Development of Regional Trading Blocs
by James L. Morrison

[Note: This is a re-formatted manuscript that was originally published in On the Horizon, 1992, 1(2), 9. It is posted here with permission from Jossey Bass Publishers.]

The Asia-Pacific region has the fastest growth rate of any region, and this growth is likely to continue into the next century. Japan emerged as the world' s economic powerhouse during the 1980s and is the economic giant of this region. Japan is expected to show more real economic growth over the next 10 years than the U.S.; its continuing foreign-trade surplus will drive additional global investment during the 1990s. The Japanese economy is adjusting to new pressures, however. Savings are declining. Japan's trade surplus with the U.S. fell in 1989. Chronic labor shortages are affecting the Japanese economy. [What lies ahead: A decade of decision. (1992). Alexandria, Virginia: United Way Strategic Institute, P-39.].

Free-trade agreements can provide solid economic benefits to the U.S. In 1990, two-way trade with Mexico approached $60 billion, up $8 billion over the previous year and double the 1984 total. Free trade negotiations can address the important Mexican barriers that remain, including numerous auto trade restrictions and import licenses on many agricultural goods. A free-trade agreement also can help us to compete globally in the 21st century. The EC is creating a trading bloc with a population of 325 million and an economy of almost $5 trillion, and Japan is strengthening its trade ties with its Pacific Rim neighbors. The result is greater European and Asian export competitiveness. Free trade with Mexico and Canada can help us face that competition. [Bentsen, L. ( 1991, March 29). Pluses, minuses of free trade with Mexico. The Christian Science Monitor, p. 19.]

If the U.S. teams up with Canada and Mexico in a free- trade agreement, as it is expected to do, this North American bloc could easily dominate the world economy. Together, the three countries have a population of 350 million and a $6 trillion GNP, surpassing the European Community. [What lies ahead: A decade of decision. (1992). Alexandria, Virginia United Way Strategic Institute, p. 40.)]

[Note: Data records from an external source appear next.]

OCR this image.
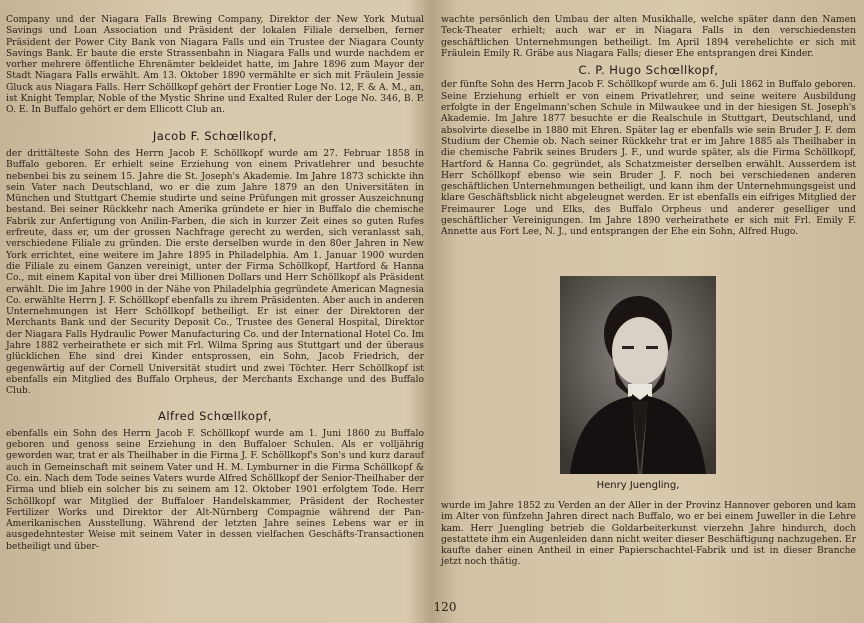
Company und der Niagara Falls Brewing Company, Direktor der New York Mutual Savings und Loan Association und Präsident der lokalen Filiale derselben, ferner Präsident der Power City Bank von Niagara Falls und ein Trustee der Niagara County Savings Bank. Er baute die erste Strassenbahn in Niagara Falls und wurde nachdem er vorher mehrere öffentliche Ehrenämter bekleidet hatte, im Jahre 1896 zum Mayor der Stadt Niagara Falls erwählt. Am 13. Oktober 1890 vermählte er sich mit Fräulein Jessie Gluck aus Niagara Falls. Herr Schöllkopf gehört der Frontier Loge No. 12, F. & A. M., an, ist Knight Templar, Noble of the Mystic Shrine und Exalted Ruler der Loge No. 346, B. P. O. E. In Buffalo gehört er dem Ellicott Club an.

Jacob F. Schœllkopf,

der drittälteste Sohn des Herrn Jacob F. Schöllkopf wurde am 27. Februar 1858 in Buffalo geboren. Er erhielt seine Erziehung von einem Privatlehrer und besuchte nebenbei bis zu seinem 15. Jahre die St. Joseph's Akademie. Im Jahre 1873 schickte ihn sein Vater nach Deutschland, wo er die zum Jahre 1879 an den Universitäten in München und Stuttgart Chemie studirte und seine Prüfungen mit grosser Auszeichnung bestand. Bei seiner Rückkehr nach Amerika gründete er hier in Buffalo die chemische Fabrik zur Anfertigung von Anilin-Farben, die sich in kurzer Zeit eines so guten Rufes erfreute, dass er, um der grossen Nachfrage gerecht zu werden, sich veranlasst sah, verschiedene Filiale zu gründen. Die erste derselben wurde in den 80er Jahren in New York errichtet, eine weitere im Jahre 1895 in Philadelphia. Am 1. Januar 1900 wurden die Filiale zu einem Ganzen vereinigt, unter der Firma Schöllkopf, Hartford & Hanna Co., mit einem Kapital von über drei Millionen Dollars und Herr Schöllkopf als Präsident erwählt. Die im Jahre 1900 in der Nähe von Philadelphia gegründete American Magnesia Co. erwählte Herrn J. F. Schöllkopf ebenfalls zu ihrem Präsidenten. Aber auch in anderen Unternehmungen ist Herr Schöllkopf betheiligt. Er ist einer der Direktoren der Merchants Bank und der Security Deposit Co., Trustee des General Hospital, Direktor der Niagara Falls Hydraulic Power Manufacturing Co. und der International Hotel Co. Im Jahre 1882 verheirathete er sich mit Frl. Wilma Spring aus Stuttgart und der überaus glücklichen Ehe sind drei Kinder entsprossen, ein Sohn, Jacob Friedrich, der gegenwärtig auf der Cornell Universität studirt und zwei Töchter. Herr Schöllkopf ist ebenfalls ein Mitglied des Buffalo Orpheus, der Merchants Exchange und des Buffalo Club.

Alfred Schœllkopf,

ebenfalls ein Sohn des Herrn Jacob F. Schöllkopf wurde am 1. Juni 1860 zu Buffalo geboren und genoss seine Erziehung in den Buffaloer Schulen. Als er volljährig geworden war, trat er als Theilhaber in die Firma J. F. Schöllkopf's Son's und kurz darauf auch in Gemeinschaft mit seinem Vater und H. M. Lymburner in die Firma Schöllkopf & Co. ein. Nach dem Tode seines Vaters wurde Alfred Schöllkopf der Senior-Theilhaber der Firma und blieb ein solcher bis zu seinem am 12. Oktober 1901 erfolgtem Tode. Herr Schöllkopf war Mitglied der Buffaloer Handelskammer, Präsident der Rochester Fertilizer Works und Direktor der Alt-Nürnberg Compagnie während der Pan-Amerikanischen Ausstellung. Während der letzten Jahre seines Lebens war er in ausgedehntester Weise mit seinem Vater in dessen vielfachen Geschäfts-Transactionen betheiligt und über-

wachte persönlich den Umbau der alten Musikhalle, welche später dann den Namen Teck-Theater erhielt; auch war er in Niagara Falls in den verschiedensten geschäftlichen Unternehmungen betheiligt. Im April 1894 verehelichte er sich mit Fräulein Emily R. Gräbe aus Niagara Falls; dieser Ehe entsprangen drei Kinder.

C. P. Hugo Schœllkopf,

der fünfte Sohn des Herrn Jacob F. Schöllkopf wurde am 6. Juli 1862 in Buffalo geboren. Seine Erziehung erhielt er von einem Privatlehrer, und seine weitere Ausbildung erfolgte in der Engelmann'schen Schule in Milwaukee und in der hiesigen St. Joseph's Akademie. Im Jahre 1877 besuchte er die Realschule in Stuttgart, Deutschland, und absolvirte dieselbe in 1880 mit Ehren. Später lag er ebenfalls wie sein Bruder J. F. dem Studium der Chemie ob. Nach seiner Rückkehr trat er im Jahre 1885 als Theilhaber in die chemische Fabrik seines Bruders J. F., und wurde später, als die Firma Schöllkopf, Hartford & Hanna Co. gegründet, als Schatzmeister derselben erwählt. Ausserdem ist Herr Schöllkopf ebenso wie sein Bruder J. F. noch bei verschiedenen anderen geschäftlichen Unternehmungen betheiligt, und kann ihm der Unternehmungsgeist und klare Geschäftsblick nicht abgeleugnet werden. Er ist ebenfalls ein eifriges Mitglied der Freimaurer Loge und Elks, des Buffalo Orpheus und anderer geselliger und geschäftlicher Vereinigungen. Im Jahre 1890 verheirathete er sich mit Frl. Emily F. Annette aus Fort Lee, N. J., und entsprangen der Ehe ein Sohn, Alfred Hugo.

Henry Juengling,

wurde im Jahre 1852 zu Verden an der Aller in der Provinz Hannover geboren und kam im Alter von fünfzehn Jahren direct nach Buffalo, wo er bei einem Juweller in die Lehre kam. Herr Juengling betrieb die Goldarbeiterkunst vierzehn Jahre hindurch, doch gestattete ihm ein Augenleiden dann nicht weiter dieser Beschäftigung nachzugehen. Er kaufte daher einen Antheil in einer Papierschachtel-Fabrik und ist in dieser Branche jetzt noch thätig.

120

The North American free-trade agreement will have a significant impact on American society. Corporations, governmental agencies, and colleges and universities will increasingly focus on Canada and Mexico. Executives, workers, students, and professors must work closely with culturally divergent groups to establish plans that are to the mutual benefit of all parties involved. Colleges and universities thus have more incentive to integrate the curriculum with a multicultural/global perspective to prepare students to function more effectively with individuals with different backgrounds. An increasing number of institutions will require a foreign language for graduation. Too, the number of academic exchange programs will sharply increase.